Gün olmuş Anadolu parçalanmış, egemen güçler aralarında pay etmişler. Anadolu’da yaşayan halklar ayağa kalkmış; Kürdü, Türkü, Lazı, Suryanisi… Bir önder bulmuşlar, Mustafa Kemal Atatürk. Onları İzmir’de denize dökmüşler.
Ama Dünyada sömürü devam ediyor. Ümmet ülküsü arkasında bin yıllık tarihi geri getirme sevdaları devam ediyor. Hasan Sabbah’ın mücadele ettiği köhnemiş halifeliği tekrar geri getirme hayalleri peşinde, saraylarda yaşama sevdaları uğruna insanlara zulme devam ediyorlar.

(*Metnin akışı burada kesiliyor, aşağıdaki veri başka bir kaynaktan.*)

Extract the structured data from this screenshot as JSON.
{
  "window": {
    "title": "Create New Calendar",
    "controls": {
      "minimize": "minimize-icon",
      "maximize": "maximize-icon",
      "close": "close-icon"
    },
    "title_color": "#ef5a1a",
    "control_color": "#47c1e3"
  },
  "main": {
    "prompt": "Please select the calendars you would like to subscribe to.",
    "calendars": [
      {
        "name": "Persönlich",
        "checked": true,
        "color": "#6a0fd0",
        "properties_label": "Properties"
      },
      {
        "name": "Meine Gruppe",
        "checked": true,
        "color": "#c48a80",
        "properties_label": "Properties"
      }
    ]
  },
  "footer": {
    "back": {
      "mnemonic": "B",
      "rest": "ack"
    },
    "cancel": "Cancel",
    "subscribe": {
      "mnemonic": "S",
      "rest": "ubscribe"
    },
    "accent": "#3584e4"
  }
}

Hasan Sabbah için diyorlar ki:
“İftiranın kor demirleriyle dövülüp, nefretin soğuk suyunda yıkanmış ve adı kirletilmemiş adam! Rüzgarın savurduğu kum tanelerinde acımasız dillere düşen. Öfkenin ruhu arsız sarmaşık gibi sardığı sahte sözlerin büyüttüğü. Korkunun ete sindiği ve yalanın gerçeği yendiği zamanlar. Oysa yağ gibidir hakikat! Suyun içindedir de dağılmaz. Bir gün her şey bilinir olur.”
Hasan Sabbah düşüncesi egemen olduğunda inanın Dünya barış gelecek, açlık bitecek. İnsanlar yeniden üretmeye devam edecekler. Bolca üretip, hakça tüketecekler.